La acción se desencadena cuando llega Viviana y tensiona este statu quo, haciendo emerger el miedo. Finalmente, está el padre en silla de ruedas (Gabriel Cañas), que delira en torno a la figura de Noé y la de Temis (la diosa griega de la justicia) y que, como una suerte de profeta patético, anuncia cada tanto la llegada de los “bárbaros”, que vienen a saldar una deuda de justicia: retributiva y distributiva. Acaso una lectura indirecta de los acontecimientos del 18 de octubre.

Temis, de Compañía Bonobo.


Los ingredientes están dispuestos sobre la mesa. Lo notable es que lo convencional no le quita a la obra la capacidad de extrañamiento. Los personajes arman una constelación de estereotipos que resultan fácilmente identificables, y las actuaciones logran trabajar este recurso de manera sutil. El uso del estereotipo es consistente con el carácter paródico e incluso satírico de Temis, y es aquí donde aparece el genio de esta dramaturgia. Los diálogos juegan en todo momento a dislocar el discurso, y lo mismo pasa con las actuaciones: si bien las reconocemos, esconden un subtexto que nunca logramos aprehender del todo. Hay un juego con la invisibilidad, pero al mismo tiempo con su posibilidad: veo lo que veo porque decido no ver otra cosa. Así juega la parodia en este montaje. El resultado es divertido, pero llama la atención el exceso de risa. De ahí que el juego especular que define el realismo moderno (el teatro como espejo de la sociedad) funcione muy bien, porque no es que se reconozca a los personajes, sino a los propios espectadores que ríen nerviosos al sentirse desenmascarados. El espejo no devuelve algo grotesco, sino más bien siniestro, y ahí radica lo inquietante del montaje.
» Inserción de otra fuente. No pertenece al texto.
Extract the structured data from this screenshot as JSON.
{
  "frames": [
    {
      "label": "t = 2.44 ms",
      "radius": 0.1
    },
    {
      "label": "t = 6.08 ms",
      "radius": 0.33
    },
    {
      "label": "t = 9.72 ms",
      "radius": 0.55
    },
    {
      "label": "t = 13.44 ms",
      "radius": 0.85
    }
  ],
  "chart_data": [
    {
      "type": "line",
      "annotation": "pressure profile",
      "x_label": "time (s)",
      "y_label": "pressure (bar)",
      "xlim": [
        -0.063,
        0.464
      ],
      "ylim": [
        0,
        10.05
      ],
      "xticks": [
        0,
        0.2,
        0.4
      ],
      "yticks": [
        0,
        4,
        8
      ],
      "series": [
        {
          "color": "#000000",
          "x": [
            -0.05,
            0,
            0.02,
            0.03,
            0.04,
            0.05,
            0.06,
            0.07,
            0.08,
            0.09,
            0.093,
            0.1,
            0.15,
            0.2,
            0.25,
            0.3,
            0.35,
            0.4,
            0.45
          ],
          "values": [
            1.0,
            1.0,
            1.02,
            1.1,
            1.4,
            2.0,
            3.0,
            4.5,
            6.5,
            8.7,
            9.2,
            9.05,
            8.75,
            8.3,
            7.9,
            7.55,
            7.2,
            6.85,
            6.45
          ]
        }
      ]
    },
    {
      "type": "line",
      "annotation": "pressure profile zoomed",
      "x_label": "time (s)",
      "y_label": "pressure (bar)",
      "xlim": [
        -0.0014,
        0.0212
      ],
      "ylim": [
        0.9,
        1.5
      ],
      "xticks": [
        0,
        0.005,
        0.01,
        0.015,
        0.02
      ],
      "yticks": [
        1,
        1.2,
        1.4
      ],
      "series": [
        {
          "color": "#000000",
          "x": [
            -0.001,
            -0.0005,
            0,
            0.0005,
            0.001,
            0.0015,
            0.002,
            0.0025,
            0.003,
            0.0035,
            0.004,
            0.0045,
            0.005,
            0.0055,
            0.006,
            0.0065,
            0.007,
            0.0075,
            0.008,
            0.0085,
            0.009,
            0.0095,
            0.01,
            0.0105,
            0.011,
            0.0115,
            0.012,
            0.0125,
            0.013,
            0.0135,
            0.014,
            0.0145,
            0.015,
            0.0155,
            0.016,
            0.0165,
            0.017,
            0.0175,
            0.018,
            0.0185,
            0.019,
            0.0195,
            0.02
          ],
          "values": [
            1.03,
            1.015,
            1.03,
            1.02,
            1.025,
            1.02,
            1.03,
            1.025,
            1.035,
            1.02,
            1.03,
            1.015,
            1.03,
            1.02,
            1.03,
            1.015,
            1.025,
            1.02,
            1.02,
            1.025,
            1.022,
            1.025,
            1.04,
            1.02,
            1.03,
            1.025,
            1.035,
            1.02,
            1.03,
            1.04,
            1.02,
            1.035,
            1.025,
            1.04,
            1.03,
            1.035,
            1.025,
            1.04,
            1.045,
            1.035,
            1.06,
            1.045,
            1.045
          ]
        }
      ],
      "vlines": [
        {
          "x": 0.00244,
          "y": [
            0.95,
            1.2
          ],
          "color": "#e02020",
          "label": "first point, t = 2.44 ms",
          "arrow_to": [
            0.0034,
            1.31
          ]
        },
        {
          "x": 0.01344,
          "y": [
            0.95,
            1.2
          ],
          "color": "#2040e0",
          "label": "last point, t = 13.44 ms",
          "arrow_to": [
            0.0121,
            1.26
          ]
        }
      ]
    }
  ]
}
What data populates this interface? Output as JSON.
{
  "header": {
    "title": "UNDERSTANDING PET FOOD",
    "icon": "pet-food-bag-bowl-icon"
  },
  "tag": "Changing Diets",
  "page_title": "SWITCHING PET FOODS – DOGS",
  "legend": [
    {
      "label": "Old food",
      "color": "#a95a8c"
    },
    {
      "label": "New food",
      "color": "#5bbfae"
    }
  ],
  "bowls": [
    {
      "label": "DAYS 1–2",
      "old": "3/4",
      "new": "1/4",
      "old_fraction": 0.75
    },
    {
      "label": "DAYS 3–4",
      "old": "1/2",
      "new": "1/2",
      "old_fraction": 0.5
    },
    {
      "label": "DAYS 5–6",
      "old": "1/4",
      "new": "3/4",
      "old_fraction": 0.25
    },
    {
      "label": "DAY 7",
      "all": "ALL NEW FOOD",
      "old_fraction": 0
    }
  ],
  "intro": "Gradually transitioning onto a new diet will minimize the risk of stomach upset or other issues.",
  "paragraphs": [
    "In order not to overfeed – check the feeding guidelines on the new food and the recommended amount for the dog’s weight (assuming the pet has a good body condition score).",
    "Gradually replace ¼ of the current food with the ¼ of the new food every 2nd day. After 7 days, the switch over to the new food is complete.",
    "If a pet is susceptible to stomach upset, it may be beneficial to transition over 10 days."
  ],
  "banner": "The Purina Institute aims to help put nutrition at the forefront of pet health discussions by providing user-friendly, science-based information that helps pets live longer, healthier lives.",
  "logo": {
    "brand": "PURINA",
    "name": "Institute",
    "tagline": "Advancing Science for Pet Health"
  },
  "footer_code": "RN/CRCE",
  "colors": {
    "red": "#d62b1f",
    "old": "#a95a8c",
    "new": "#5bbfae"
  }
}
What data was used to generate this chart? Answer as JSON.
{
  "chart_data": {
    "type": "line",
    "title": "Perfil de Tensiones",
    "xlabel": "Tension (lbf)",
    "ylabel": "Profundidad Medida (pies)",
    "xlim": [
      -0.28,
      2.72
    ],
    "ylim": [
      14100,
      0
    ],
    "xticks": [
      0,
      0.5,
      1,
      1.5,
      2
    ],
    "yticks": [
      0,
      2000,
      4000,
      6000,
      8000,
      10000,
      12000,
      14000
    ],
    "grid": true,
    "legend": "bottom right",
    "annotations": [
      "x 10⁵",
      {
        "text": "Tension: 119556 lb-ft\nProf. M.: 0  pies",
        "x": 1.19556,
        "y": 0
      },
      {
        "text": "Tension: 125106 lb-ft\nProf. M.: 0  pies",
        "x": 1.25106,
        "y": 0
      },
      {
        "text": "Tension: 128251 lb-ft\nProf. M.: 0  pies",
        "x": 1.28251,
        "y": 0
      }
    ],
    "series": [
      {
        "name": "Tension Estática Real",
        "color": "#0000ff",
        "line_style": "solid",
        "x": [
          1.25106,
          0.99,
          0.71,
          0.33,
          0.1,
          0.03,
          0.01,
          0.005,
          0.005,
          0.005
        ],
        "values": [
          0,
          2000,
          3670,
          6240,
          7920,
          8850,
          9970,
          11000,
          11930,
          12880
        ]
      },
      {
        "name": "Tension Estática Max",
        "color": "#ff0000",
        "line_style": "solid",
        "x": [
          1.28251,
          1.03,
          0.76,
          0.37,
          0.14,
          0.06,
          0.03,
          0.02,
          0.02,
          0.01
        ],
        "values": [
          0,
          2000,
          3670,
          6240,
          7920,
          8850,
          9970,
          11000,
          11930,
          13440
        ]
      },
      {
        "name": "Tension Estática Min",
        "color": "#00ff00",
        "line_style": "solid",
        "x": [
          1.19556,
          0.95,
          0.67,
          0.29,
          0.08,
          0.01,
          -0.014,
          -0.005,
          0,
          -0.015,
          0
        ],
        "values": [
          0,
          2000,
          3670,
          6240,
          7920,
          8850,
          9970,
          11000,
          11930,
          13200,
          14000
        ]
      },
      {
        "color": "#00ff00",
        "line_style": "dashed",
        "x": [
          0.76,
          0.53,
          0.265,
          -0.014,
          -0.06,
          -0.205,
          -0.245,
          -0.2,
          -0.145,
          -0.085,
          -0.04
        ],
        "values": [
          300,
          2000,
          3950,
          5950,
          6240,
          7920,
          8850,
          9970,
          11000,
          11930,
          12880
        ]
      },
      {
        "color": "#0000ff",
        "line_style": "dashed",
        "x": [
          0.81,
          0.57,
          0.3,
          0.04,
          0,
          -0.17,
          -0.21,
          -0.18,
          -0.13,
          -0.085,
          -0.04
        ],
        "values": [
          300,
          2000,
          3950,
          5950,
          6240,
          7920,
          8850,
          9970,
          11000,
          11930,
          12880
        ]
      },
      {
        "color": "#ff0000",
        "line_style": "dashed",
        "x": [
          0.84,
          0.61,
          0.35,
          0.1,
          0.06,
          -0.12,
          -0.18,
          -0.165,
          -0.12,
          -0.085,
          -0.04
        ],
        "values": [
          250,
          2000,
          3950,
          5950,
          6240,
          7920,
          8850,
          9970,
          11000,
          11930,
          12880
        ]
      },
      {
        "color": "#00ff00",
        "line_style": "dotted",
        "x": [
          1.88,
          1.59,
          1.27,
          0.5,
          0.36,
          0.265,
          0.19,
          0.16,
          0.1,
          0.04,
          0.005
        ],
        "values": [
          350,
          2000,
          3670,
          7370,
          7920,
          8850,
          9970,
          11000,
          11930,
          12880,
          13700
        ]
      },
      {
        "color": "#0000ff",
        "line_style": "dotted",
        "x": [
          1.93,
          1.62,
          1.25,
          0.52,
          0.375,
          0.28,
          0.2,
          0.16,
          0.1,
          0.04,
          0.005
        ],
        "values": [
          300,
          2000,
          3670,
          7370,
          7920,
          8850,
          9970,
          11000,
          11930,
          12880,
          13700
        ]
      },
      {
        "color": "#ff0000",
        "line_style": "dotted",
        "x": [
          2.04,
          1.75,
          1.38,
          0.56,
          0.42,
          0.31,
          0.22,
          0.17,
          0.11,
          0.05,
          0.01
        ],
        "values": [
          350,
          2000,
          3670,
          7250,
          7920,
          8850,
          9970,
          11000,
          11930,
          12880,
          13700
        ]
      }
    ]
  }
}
El momento culminante de esta dislocación es, primero, el delirio del padre en relación con la imagen de Noé y su autoidentificación con el prócer bíblico. Pero, por sobre todo, la puesta en cuerpo del bárbaro, la figura dramática que Manzi y Olivari han escogido para nombrar aquello que desencadena el miedo en sus montajes. Mientras en la primera parte de la trilogía este bárbaro parecía aludir a la figura del migrante o del refugiado, en Tú amarás proponen la imagen irónica de los Amenitas, una raza extraterrestre que llega a la Tierra. Pero en ambas, el bárbaro es solo una referencia en el discurso. En Temis, les autores deciden poner en cuerpo la amenaza. La resolución es impresionante e inteligente, pues se vuelve a descentrar el lugar común al poner en escena a entidades que solo pueden habitar la escena teatral, como una cíclope astuta y un sátiro ingenuo, que resultan ser los auténticos ciudadanos para quienes nosotros somos los bárbaros.
La obra es un notable trabajo sobre los lugares comunes, que desnuda el cinismo de una clase media-alta aspiracional y bien educada. Expone los prejuicios inconfesables que constituyen su identidad, siempre en oposición a un enemigo inventado: el otro, el pobre, el indio, el negro, el sujeto sexualmente emancipado. Manzi y Olivari juegan con los recursos del teatro burgués para convertirlo en un teatro ciudadano, como ellos lo llaman, en el que se activa una autoconciencia radical sobre el artificio, sobre la representación como una política. En fin, una lección contemporánea de historia del teatro.